Aan de Voorzitter van de Tweede Kamer der Staten-Generaal
Den Haag, 9 april 2018
Op 20 februari jl. is de Minister van Justitie en Veiligheid in het vragenuur ingegaan
op de vragen van het lid De Graaf (PVV) naar aanleiding van het mediabericht «30 asielzoekers
in Nederland met een IS-paspoort» (Handelingen II 2017/18, nr. 54, item 3). Vervolgens is direct aansluitend tijdens de regeling van werkzaamheden gevraagd
om een brief. Naar aanleiding van dat verzoek informeer ik u als volgt.

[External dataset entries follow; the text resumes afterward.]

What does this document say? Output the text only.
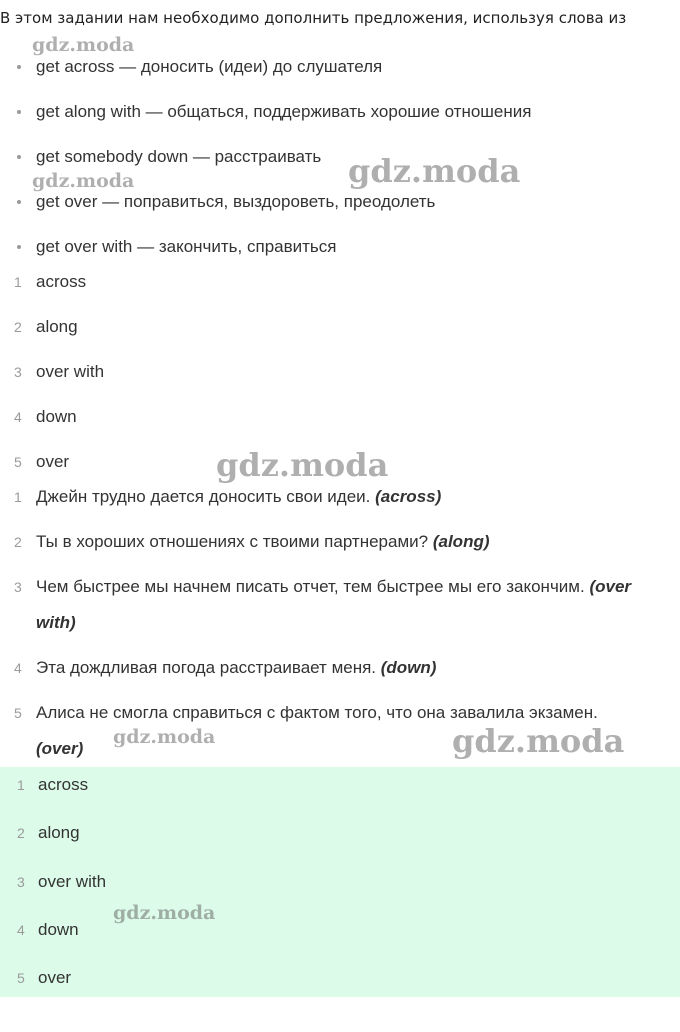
В этом задании нам необходимо дополнить предложения, используя слова из
get across — доносить (идеи) до слушателя
get along with — общаться, поддерживать хорошие отношения
get somebody down — расстраивать
get over — поправиться, выздороветь, преодолеть
get over with — закончить, справиться
1 across
2 along
3 over with
4 down
5 over
1 Джейн трудно дается доносить свои идеи. (across)
2 Ты в хороших отношениях с твоими партнерами? (along)
3 Чем быстрее мы начнем писать отчет, тем быстрее мы его закончим. (over
with)
4 Эта дождливая погода расстраивает меня. (down)
5 Алиса не смогла справиться с фактом того, что она завалила экзамен.
(over)
1 across
2 along
3 over with
4 down
5 over
gdz.moda
gdz.moda	gdz.moda
gdz.moda
gdz.moda	gdz.moda
gdz.moda
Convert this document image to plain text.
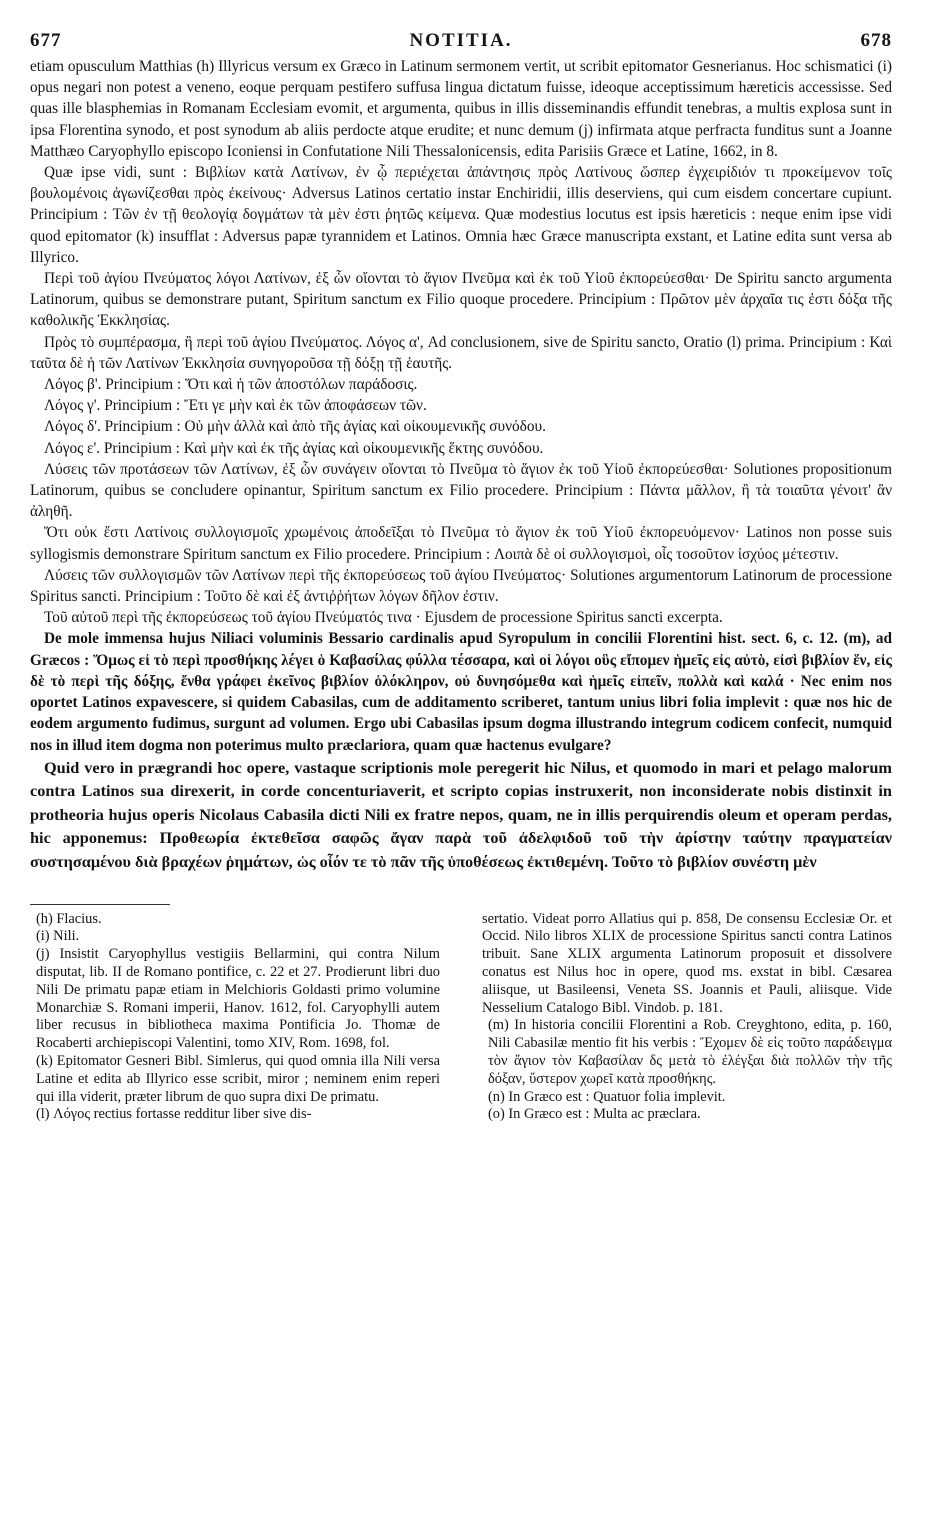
677	NOTITIA.	678

etiam opusculum Matthias (h) Illyricus versum ex Græco in Latinum sermonem vertit, ut scribit epitomator Gesnerianus. Hoc schismatici (i) opus negari non potest a veneno, eoque perquam pestifero suffusa lingua dictatum fuisse, ideoque acceptissimum hæreticis accessisse. Sed quas ille blasphemias in Romanam Ecclesiam evomit, et argumenta, quibus in illis disseminandis effundit tenebras, a multis explosa sunt in ipsa Florentina synodo, et post synodum ab aliis perdocte atque erudite; et nunc demum (j) infirmata atque perfracta funditus sunt a Joanne Matthæo Caryophyllo episcopo Iconiensi in Confutatione Nili Thessalonicensis, edita Parisiis Græce et Latine, 1662, in 8.

Quæ ipse vidi, sunt : Βιβλίων κατὰ Λατίνων, ἐν ᾧ περιέχεται ἀπάντησις πρὸς Λατίνους ὥσπερ ἐγχειρίδιόν τι προκείμενον τοῖς βουλομένοις ἀγωνίζεσθαι πρὸς ἐκείνους· Adversus Latinos certatio instar Enchiridii, illis deserviens, qui cum eisdem concertare cupiunt. Principium : Τῶν ἐν τῇ θεολογίᾳ δογμάτων τὰ μὲν ἐστι ῥητῶς κείμενα. Quæ modestius locutus est ipsis hæreticis : neque enim ipse vidi quod epitomator (k) insufflat : Adversus papæ tyrannidem et Latinos. Omnia hæc Græce manuscripta exstant, et Latine edita sunt versa ab Illyrico.

Περὶ τοῦ ἁγίου Πνεύματος λόγοι Λατίνων, ἐξ ὧν οἴονται τὸ ἅγιον Πνεῦμα καὶ ἐκ τοῦ Υἱοῦ ἐκπορεύεσθαι· De Spiritu sancto argumenta Latinorum, quibus se demonstrare putant, Spiritum sanctum ex Filio quoque procedere. Principium : Πρῶτον μὲν ἀρχαῖα τις ἐστι δόξα τῆς καθολικῆς Ἐκκλησίας.

Πρὸς τὸ συμπέρασμα, ἢ περὶ τοῦ ἁγίου Πνεύματος. Λόγος α', Ad conclusionem, sive de Spiritu sancto, Oratio (l) prima. Principium : Καὶ ταῦτα δὲ ἡ τῶν Λατίνων Ἐκκλησία συνηγοροῦσα τῇ δόξῃ τῇ ἑαυτῆς.

Λόγος β'. Principium : Ὅτι καὶ ἡ τῶν ἀποστόλων παράδοσις.

Λόγος γ'. Principium : Ἔτι γε μὴν καὶ ἐκ τῶν ἀποφάσεων τῶν.

Λόγος δ'. Principium : Οὐ μὴν ἀλλὰ καὶ ἀπὸ τῆς ἁγίας καὶ οἰκουμενικῆς συνόδου.

Λόγος ε'. Principium : Καὶ μὴν καὶ ἐκ τῆς ἁγίας καὶ οἰκουμενικῆς ἕκτης συνόδου.

Λύσεις τῶν προτάσεων τῶν Λατίνων, ἐξ ὧν συνάγειν οἴονται τὸ Πνεῦμα τὸ ἅγιον ἐκ τοῦ Υἱοῦ ἐκπορεύεσθαι· Solutiones propositionum Latinorum, quibus se concludere opinantur, Spiritum sanctum ex Filio procedere. Principium : Πάντα μᾶλλον, ἢ τὰ τοιαῦτα γένοιτ' ἂν ἀληθῆ.

Ὅτι οὐκ ἔστι Λατίνοις συλλογισμοῖς χρωμένοις ἀποδεῖξαι τὸ Πνεῦμα τὸ ἅγιον ἐκ τοῦ Υἱοῦ ἐκπορευόμενον· Latinos non posse suis syllogismis demonstrare Spiritum sanctum ex Filio procedere. Principium : Λοιπὰ δὲ οἱ συλλογισμοὶ, οἷς τοσοῦτον ἰσχύος μέτεστιν.

Λύσεις τῶν συλλογισμῶν τῶν Λατίνων περὶ τῆς ἐκπορεύσεως τοῦ ἁγίου Πνεύματος· Solutiones argumentorum Latinorum de processione Spiritus sancti. Principium : Τοῦτο δὲ καὶ ἐξ ἀντιῤῥήτων λόγων δῆλον ἐστιν.

Τοῦ αὐτοῦ περὶ τῆς ἐκπορεύσεως τοῦ ἁγίου Πνεύματός τινα · Ejusdem de processione Spiritus sancti excerpta.

De mole immensa hujus Niliaci voluminis Bessario cardinalis apud Syropulum in concilii Florentini hist. sect. 6, c. 12. (m), ad Græcos : Ὅμως εἰ τὸ περὶ προσθήκης λέγει ὁ Καβασίλας φύλλα τέσσαρα, καὶ οἱ λόγοι οὓς εἴπομεν ἡμεῖς εἰς αὐτὸ, εἰσὶ βιβλίον ἕν, εἰς δὲ τὸ περὶ τῆς δόξης, ἔνθα γράφει ἐκεῖνος βιβλίον ὁλόκληρον, οὐ δυνησόμεθα καὶ ἡμεῖς εἰπεῖν, πολλὰ καὶ καλά · Nec enim nos oportet Latinos expavescere, si quidem Cabasilas, cum de additamento scriberet, tantum unius libri folia implevit : quæ nos hic de eodem argumento fudimus, surgunt ad volumen. Ergo ubi Cabasilas ipsum dogma illustrando integrum codicem confecit, numquid nos in illud item dogma non poterimus multo præclariora, quam quæ hactenus evulgare?

Quid vero in prægrandi hoc opere, vastaque scriptionis mole peregerit hic Nilus, et quomodo in mari et pelago malorum contra Latinos sua direxerit, in corde concenturiaverit, et scripto copias instruxerit, non inconsiderate nobis distinxit in protheoria hujus operis Nicolaus Cabasila dicti Nili ex fratre nepos, quam, ne in illis perquirendis oleum et operam perdas, hic apponemus: Προθεωρία ἐκτεθεῖσα σαφῶς ἄγαν παρὰ τοῦ ἀδελφιδοῦ τοῦ τὴν ἀρίστην ταύτην πραγματείαν συστησαμένου διὰ βραχέων ῥημάτων, ὡς οἷόν τε τὸ πᾶν τῆς ὑποθέσεως ἐκτιθεμένη. Τοῦτο τὸ βιβλίον συνέστη μὲν

(h) Flacius.

(i) Nili.

(j) Insistit Caryophyllus vestigiis Bellarmini, qui contra Nilum disputat, lib. II de Romano pontifice, c. 22 et 27. Prodierunt libri duo Nili De primatu papæ etiam in Melchioris Goldasti primo volumine Monarchiæ S. Romani imperii, Hanov. 1612, fol. Caryophylli autem liber recusus in bibliotheca maxima Pontificia Jo. Thomæ de Rocaberti archiepiscopi Valentini, tomo XIV, Rom. 1698, fol.

(k) Epitomator Gesneri Bibl. Simlerus, qui quod omnia illa Nili versa Latine et edita ab Illyrico esse scribit, miror ; neminem enim reperi qui illa viderit, præter librum de quo supra dixi De primatu.

(l) Λόγος rectius fortasse redditur liber sive dis-

sertatio. Videat porro Allatius qui p. 858, De consensu Ecclesiæ Or. et Occid. Nilo libros XLIX de processione Spiritus sancti contra Latinos tribuit. Sane XLIX argumenta Latinorum proposuit et dissolvere conatus est Nilus hoc in opere, quod ms. exstat in bibl. Cæsarea aliisque, ut Basileensi, Veneta SS. Joannis et Pauli, aliisque. Vide Nesselium Catalogo Bibl. Vindob. p. 181.

(m) In historia concilii Florentini a Rob. Creyghtono, edita, p. 160, Nili Cabasilæ mentio fit his verbis : Ἔχομεν δὲ εἰς τοῦτο παράδειγμα τὸν ἅγιον τὸν Καβασίλαν δς μετὰ τὸ ἐλέγξαι διὰ πολλῶν τὴν τῆς δόξαν, ὕστερον χωρεῖ κατὰ προσθήκης.

(n) In Græco est : Quatuor folia implevit.

(o) In Græco est : Multa ac præclara.
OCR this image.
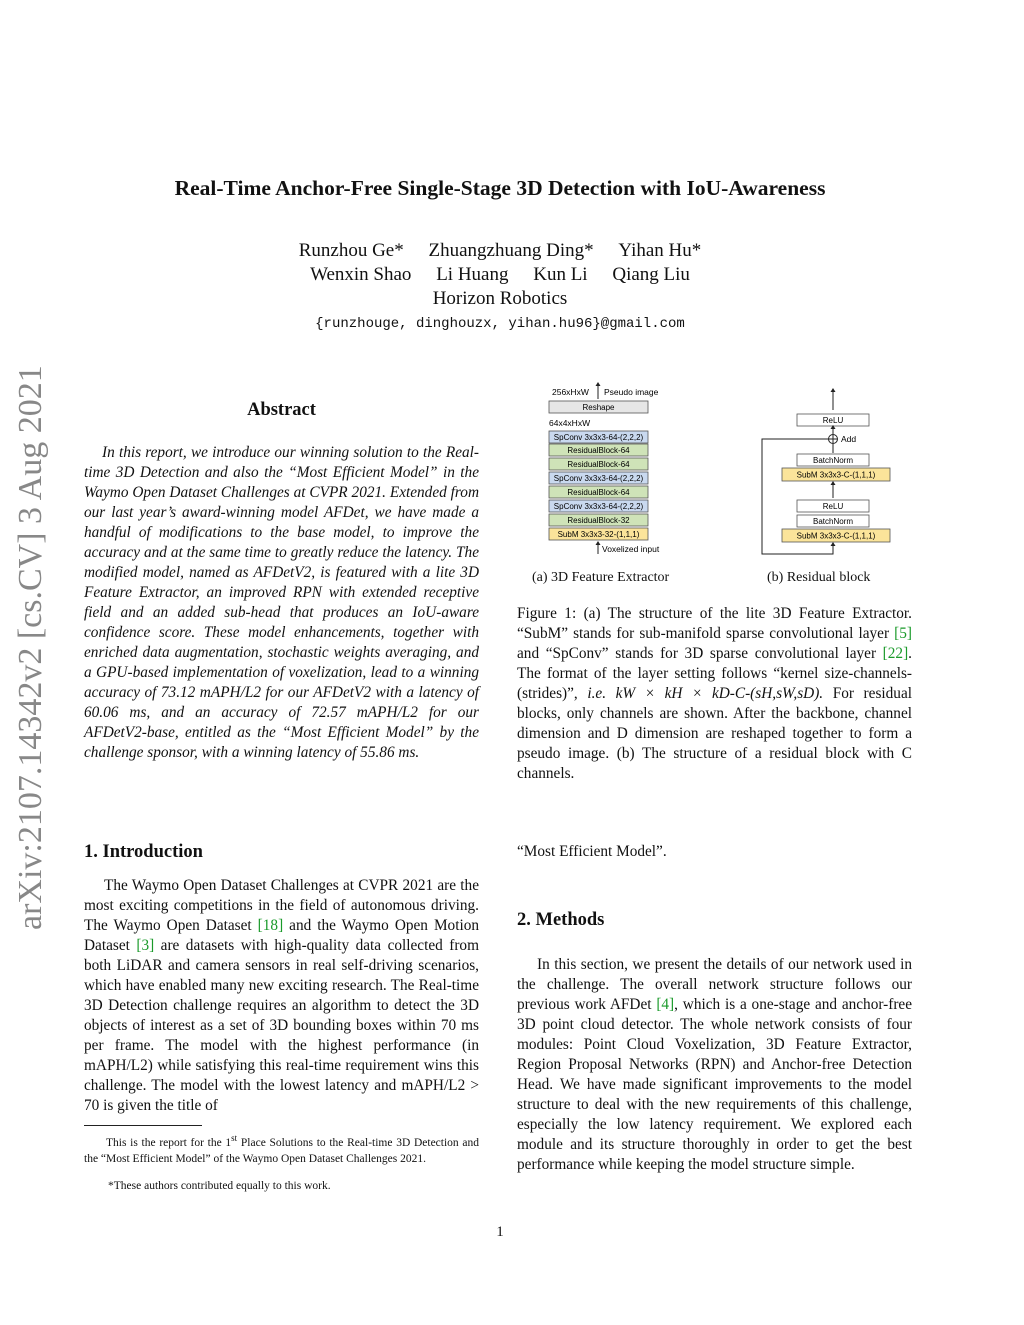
arXiv:2107.14342v2 [cs.CV] 3 Aug 2021
Real-Time Anchor-Free Single-Stage 3D Detection with IoU-Awareness
Runzhou Ge* Zhuangzhuang Ding* Yihan Hu*
Wenxin Shao Li Huang Kun Li Qiang Liu
Horizon Robotics
{runzhouge, dinghouzx, yihan.hu96}@gmail.com
Abstract
In this report, we introduce our winning solution to the Real-time 3D Detection and also the “Most Efficient Model” in the Waymo Open Dataset Challenges at CVPR 2021. Extended from our last year’s award-winning model AFDet, we have made a handful of modifications to the base model, to improve the accuracy and at the same time to greatly reduce the latency. The modified model, named as AFDetV2, is featured with a lite 3D Feature Extractor, an improved RPN with extended receptive field and an added sub-head that produces an IoU-aware confidence score. These model enhancements, together with enriched data augmentation, stochastic weights averaging, and a GPU-based implementation of voxelization, lead to a winning accuracy of 73.12 mAPH/L2 for our AFDetV2 with a latency of 60.06 ms, and an accuracy of 72.57 mAPH/L2 for our AFDetV2-base, entitled as the “Most Efficient Model” by the challenge sponsor, with a winning latency of 55.86 ms.
1. Introduction
The Waymo Open Dataset Challenges at CVPR 2021 are the most exciting competitions in the field of autonomous driving. The Waymo Open Dataset [18] and the Waymo Open Motion Dataset [3] are datasets with high-quality data collected from both LiDAR and camera sensors in real self-driving scenarios, which have enabled many new exciting research. The Real-time 3D Detection challenge requires an algorithm to detect the 3D objects of interest as a set of 3D bounding boxes within 70 ms per frame. The model with the highest performance (in mAPH/L2) while satisfying this real-time requirement wins this challenge. The model with the lowest latency and mAPH/L2 > 70 is given the title of
This is the report for the 1st Place Solutions to the Real-time 3D Detection and the “Most Efficient Model” of the Waymo Open Dataset Challenges 2021.
*These authors contributed equally to this work.
256xHxW Pseudo image
Reshape
64x4xHxW
SpConv 3x3x3-64-(2,2,2)
ResidualBlock-64
ResidualBlock-64
SpConv 3x3x3-64-(2,2,2)
ResidualBlock-64
SpConv 3x3x3-64-(2,2,2)
ResidualBlock-32
SubM 3x3x3-32-(1,1,1)
Voxelized input
ReLU
Add
BatchNorm
SubM 3x3x3-C-(1,1,1)
ReLU
BatchNorm
SubM 3x3x3-C-(1,1,1)
(a) 3D Feature Extractor	(b) Residual block
Figure 1: (a) The structure of the lite 3D Feature Extractor. “SubM” stands for sub-manifold sparse convolutional layer [5] and “SpConv” stands for 3D sparse convolutional layer [22]. The format of the layer setting follows “kernel size-channels-(strides)”, i.e. kW × kH × kD-C-(sH,sW,sD). For residual blocks, only channels are shown. After the backbone, channel dimension and D dimension are reshaped together to form a pseudo image. (b) The structure of a residual block with C channels.
“Most Efficient Model”.
2. Methods
In this section, we present the details of our network used in the challenge. The overall network structure follows our previous work AFDet [4], which is a one-stage and anchor-free 3D point cloud detector. The whole network consists of four modules: Point Cloud Voxelization, 3D Feature Extractor, Region Proposal Networks (RPN) and Anchor-free Detection Head. We have made significant improvements to the model structure to deal with the new requirements of this challenge, especially the low latency requirement. We explored each module and its structure thoroughly in order to get the best performance while keeping the model structure simple.
1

Op 29 januari jl. is uw Kamer per brief1 geïnformeerd naar aanleiding van de berichtgeving in de media dat er een Syrische
IS-strijder herkend zou zijn tijdens een bijeenkomst in De Balie in Amsterdam. In
die brief is de Minister ingegaan op onder meer de aanpak van personen die een dreiging
vormen, het gebruik en de consequenties van valse, vervalste of gestolen reis- en/of
identiteitsdocumenten bij een visum- of asielaanvraag en het landenbeleid ten aanzien
van Syrië, op basis waarvan de IND de asielaanvraag van Syriërs beoordeelt. In het
vragenuur is de Minister ingegaan op aanvullende vragen van het lid De Graaf. De reactie
in genoemde brief en de antwoorden op de vragen van het lid De Graaf vat ik hieronder
op hoofdlijnen nogmaals samen.
Het Openbaar Ministerie (OM), Politie, Koninklijke Marechaussee (KMar), de Inlichtingen-
en Veiligheidsdiensten (I&V-diensten) en andere betrokken organisaties zijn, ook binnen
het asielproces, alert op signalen die er op duiden dat een persoon een dreiging voor
de nationale veiligheid kan vormen. Binnen de uitvoerende organisaties van de migratieketen
is een meldstructuur ingericht voor dergelijke signalen.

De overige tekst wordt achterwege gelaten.